I am currently in post production on a new documentary and there are over 1400 images and clips to clear, including celebrity approvals and more, in about a month's time. The amount of work is pretty overwhelming but I find each independent film I make has these moments. This is my day and night of making a film.
On top of ensuring all images and clips are licensed, I am needing to make sure we have all the final, high resolution images and clips in house. I'm also dealing with narrator hires, SAG signatory status, contract negotiations, post house deals, and distribution strategies. There are a million pieces to this puzzle and I'm praying I can finish the puzzle in time.
Today, I realized that I have maxed out my short term memory. It's gone. I can retain about 10 seconds at a time because there's just so much information coming at me. I have to tell my colleagues to not feel bad about reminding me about anything. I want the reminders!

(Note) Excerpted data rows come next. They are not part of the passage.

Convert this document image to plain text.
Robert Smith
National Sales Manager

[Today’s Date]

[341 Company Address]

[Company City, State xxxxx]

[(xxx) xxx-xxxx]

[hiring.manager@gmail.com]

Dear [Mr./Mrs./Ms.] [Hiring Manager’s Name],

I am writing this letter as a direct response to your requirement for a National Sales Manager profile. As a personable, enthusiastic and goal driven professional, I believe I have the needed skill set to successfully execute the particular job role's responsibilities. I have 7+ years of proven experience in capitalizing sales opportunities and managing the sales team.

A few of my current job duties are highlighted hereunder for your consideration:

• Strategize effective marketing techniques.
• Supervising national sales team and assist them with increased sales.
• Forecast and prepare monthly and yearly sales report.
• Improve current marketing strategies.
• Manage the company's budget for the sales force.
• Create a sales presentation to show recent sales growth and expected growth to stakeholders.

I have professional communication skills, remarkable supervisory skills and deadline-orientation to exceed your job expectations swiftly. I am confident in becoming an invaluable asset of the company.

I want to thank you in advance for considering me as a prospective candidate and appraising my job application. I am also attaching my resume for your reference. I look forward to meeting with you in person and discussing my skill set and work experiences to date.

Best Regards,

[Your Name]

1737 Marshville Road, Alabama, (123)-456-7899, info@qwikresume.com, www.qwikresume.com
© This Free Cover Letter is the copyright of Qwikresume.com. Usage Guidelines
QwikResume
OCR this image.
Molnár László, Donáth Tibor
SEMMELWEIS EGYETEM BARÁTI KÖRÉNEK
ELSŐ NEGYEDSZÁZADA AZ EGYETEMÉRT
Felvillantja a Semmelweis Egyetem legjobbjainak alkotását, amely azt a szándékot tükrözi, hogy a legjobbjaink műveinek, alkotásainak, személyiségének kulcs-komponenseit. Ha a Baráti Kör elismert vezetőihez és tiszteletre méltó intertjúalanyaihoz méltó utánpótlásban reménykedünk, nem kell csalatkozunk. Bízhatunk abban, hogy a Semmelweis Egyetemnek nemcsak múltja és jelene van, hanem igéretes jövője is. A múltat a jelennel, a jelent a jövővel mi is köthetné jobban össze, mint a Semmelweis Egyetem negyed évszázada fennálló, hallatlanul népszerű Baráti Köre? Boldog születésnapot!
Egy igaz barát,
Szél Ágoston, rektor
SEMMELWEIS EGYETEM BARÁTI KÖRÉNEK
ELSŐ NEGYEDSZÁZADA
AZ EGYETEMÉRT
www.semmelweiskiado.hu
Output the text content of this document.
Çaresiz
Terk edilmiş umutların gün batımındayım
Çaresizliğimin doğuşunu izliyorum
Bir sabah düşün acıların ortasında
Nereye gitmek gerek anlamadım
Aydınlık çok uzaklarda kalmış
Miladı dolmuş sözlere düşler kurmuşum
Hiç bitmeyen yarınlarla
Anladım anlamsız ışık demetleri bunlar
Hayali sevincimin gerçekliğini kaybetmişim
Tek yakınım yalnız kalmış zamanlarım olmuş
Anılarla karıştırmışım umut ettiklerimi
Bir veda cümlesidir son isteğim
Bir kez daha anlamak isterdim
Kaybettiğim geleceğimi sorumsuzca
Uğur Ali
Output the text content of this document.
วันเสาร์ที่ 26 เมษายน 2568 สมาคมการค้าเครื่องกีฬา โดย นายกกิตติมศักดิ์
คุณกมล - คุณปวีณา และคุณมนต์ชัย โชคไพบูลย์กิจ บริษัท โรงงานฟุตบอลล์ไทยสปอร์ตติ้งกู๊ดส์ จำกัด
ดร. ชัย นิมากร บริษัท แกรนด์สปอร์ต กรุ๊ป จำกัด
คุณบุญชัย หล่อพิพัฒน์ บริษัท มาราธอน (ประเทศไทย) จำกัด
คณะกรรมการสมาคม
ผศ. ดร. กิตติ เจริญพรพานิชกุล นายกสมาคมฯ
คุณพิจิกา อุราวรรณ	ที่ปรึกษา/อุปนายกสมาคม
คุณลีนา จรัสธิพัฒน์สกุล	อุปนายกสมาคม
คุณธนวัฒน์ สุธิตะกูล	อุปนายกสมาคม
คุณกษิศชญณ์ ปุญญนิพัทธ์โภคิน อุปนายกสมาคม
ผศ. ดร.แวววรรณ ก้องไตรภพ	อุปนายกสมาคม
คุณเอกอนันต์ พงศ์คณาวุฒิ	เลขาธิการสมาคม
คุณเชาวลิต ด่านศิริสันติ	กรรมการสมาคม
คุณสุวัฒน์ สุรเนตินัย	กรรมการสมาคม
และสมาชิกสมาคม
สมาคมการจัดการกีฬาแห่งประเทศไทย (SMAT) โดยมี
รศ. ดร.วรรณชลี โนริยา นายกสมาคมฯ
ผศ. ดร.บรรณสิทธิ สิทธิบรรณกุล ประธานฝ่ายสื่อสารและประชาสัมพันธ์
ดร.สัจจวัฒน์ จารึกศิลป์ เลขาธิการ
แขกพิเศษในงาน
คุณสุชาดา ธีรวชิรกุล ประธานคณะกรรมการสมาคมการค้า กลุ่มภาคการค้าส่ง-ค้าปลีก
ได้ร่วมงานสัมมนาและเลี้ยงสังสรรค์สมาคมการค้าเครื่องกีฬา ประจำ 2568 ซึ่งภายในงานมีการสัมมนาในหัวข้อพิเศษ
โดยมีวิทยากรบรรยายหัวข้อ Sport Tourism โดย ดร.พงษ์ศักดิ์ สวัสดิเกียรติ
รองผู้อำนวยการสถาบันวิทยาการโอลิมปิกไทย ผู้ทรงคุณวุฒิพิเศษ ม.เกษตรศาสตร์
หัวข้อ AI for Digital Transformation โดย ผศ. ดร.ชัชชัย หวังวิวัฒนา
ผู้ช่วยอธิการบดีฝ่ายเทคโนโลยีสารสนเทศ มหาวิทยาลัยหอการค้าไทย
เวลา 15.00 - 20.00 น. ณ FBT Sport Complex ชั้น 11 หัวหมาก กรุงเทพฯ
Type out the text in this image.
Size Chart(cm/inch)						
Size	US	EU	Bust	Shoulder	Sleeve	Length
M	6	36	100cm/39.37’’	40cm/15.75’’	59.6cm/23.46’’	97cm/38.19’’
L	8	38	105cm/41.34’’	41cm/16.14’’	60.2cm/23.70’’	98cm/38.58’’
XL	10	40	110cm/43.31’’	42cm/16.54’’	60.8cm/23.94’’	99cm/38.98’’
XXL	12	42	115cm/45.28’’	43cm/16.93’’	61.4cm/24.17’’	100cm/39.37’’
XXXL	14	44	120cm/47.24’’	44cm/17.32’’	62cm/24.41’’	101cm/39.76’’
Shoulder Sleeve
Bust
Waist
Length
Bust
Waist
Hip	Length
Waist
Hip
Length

And just when all of this work is overwhelming me, I am in the midst of developing and writing new narrative ideas. I have three scripts that I'm cowriting currently. I love them all and it's been challenging to find time after and before work on the doc to squeeze in the time to write. I'm also reading books to try to find one to option and working on a couple of Web series.
I do all of this juggling of work because I have my eye on the prize and I refuse to take my eye off of it. I want to produce docs AND write and produce narrative features and I have to work at it every single day - no matter what my schedule throws at me.
Well, that's a little insider look at the frenzy that is my life. I love what I do. And for those of you who are thinking about doing this kind of work too, my best advice is to love it unconditionally. Because without that unconditional love, you may not have the strength to keep going when you're on your 18th hour of work. Just remember: you love it. And smile at the absurdity of it all.